Distribution of algebraic numbers

TL;DR

This paper investigates the distribution of algebraic numbers, extending classical results to complex sets, providing new bounds, and introducing the generalized Mahler measure to characterize equidistribution.

Contribution

It generalizes the Erdős-Turán theorem, solves a problem on algebraic numbers on the real line, and introduces the generalized Mahler measure for distribution analysis.

Findings

Algebraic numbers in the unit disk have constrained growth.

The rate of convergence of arithmetic means is estimated.

Generalized Mahler measure characterizes algebraic number distribution.

Abstract

Schur studied limits of the arithmetic means $A_n$ of zeros for polynomials of degree $n$ with integer coefficients and simple zeros in the closed unit disk. If the leading coefficients are bounded, Schur proved that $\limsup_{n\to\infty} |A_n| \le 1-\sqrt{e}/2.$ We show that $A_n \to 0$, and estimate the rate of convergence by generalizing the Erd\H{o}s-Tur\'an theorem on the distribution of zeros.

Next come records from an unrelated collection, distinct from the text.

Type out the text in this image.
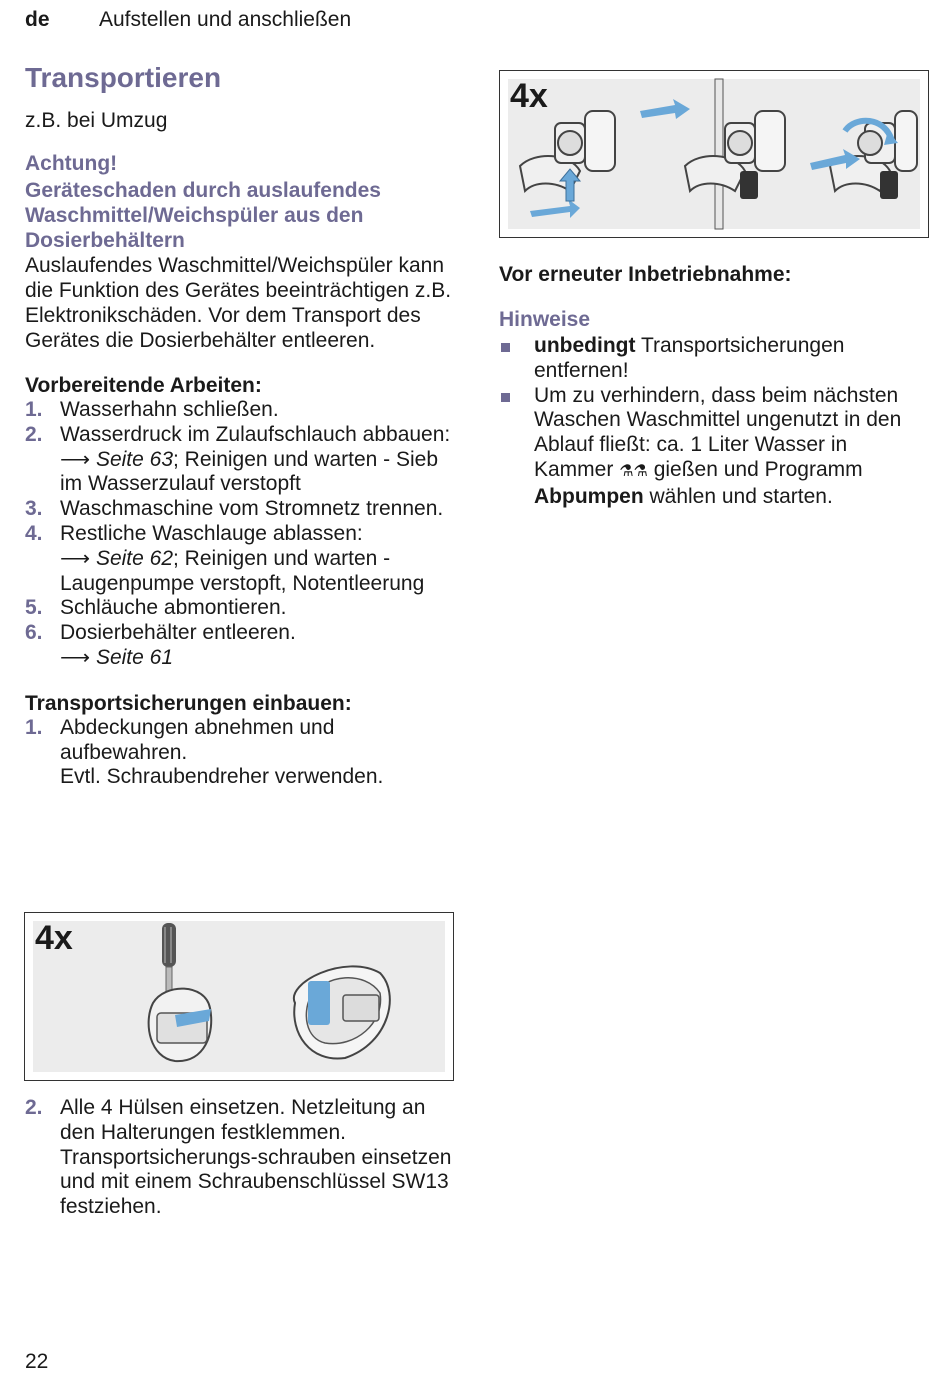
de Aufstellen und anschließen
Transportieren
z.B. bei Umzug
Achtung!
Geräteschaden durch auslaufendes Waschmittel/Weichspüler aus den Dosierbehältern

Auslaufendes Waschmittel/Weichspüler kann die Funktion des Gerätes beeinträchtigen z.B. Elektronikschäden. Vor dem Transport des Gerätes die Dosierbehälter entleeren.

Vorbereitende Arbeiten:
1. Wasserhahn schließen.
2. Wasserdruck im Zulaufschlauch abbauen: ⟶ Seite 63; Reinigen und warten - Sieb im Wasserzulauf verstopft
3. Waschmaschine vom Stromnetz trennen.
4. Restliche Waschlauge ablassen:
⟶ Seite 62; Reinigen und warten - Laugenpumpe verstopft, Notentleerung
5. Schläuche abmontieren.
6. Dosierbehälter entleeren.
⟶ Seite 61
Transportsicherungen einbauen:
1. Abdeckungen abnehmen und aufbewahren.
Evtl. Schraubendreher verwenden.
4x
2. Alle 4 Hülsen einsetzen. Netzleitung an den Halterungen festklemmen. Transportsicherungs-schrauben einsetzen und mit einem Schraubenschlüssel SW13 festziehen.
4x
Vor erneuter Inbetriebnahme:
Hinweise
unbedingt Transportsicherungen entfernen!
Um zu verhindern, dass beim nächsten Waschen Waschmittel ungenutzt in den Ablauf fließt: ca. 1 Liter Wasser in Kammer ⚗⚗ gießen und Programm Abpumpen wählen und starten.
22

As an application, we show that integer polynomials have some unexpected restrictions of growth on the unit disk. Schur also studied problems on means of algebraic numbers on the real line. When all conjugate algebraic numbers are positive, the problem of finding the sharp lower bound for $\liminf_{n\to\infty} A_n$ was developed further by Siegel and others. We provide a solution of this problem for algebraic numbers equidistributed in subsets of the real line. Potential theoretic methods allow us to consider distribution of algebraic numbers in or near general sets in the complex plane. We introduce the generalized Mahler measure, and use it to characterize asymptotic equidistribution of algebraic numbers in arbitrary compact sets of capacity one. The quantitative aspects of this equidistribution are also analyzed in terms of the generalized Mahler measure.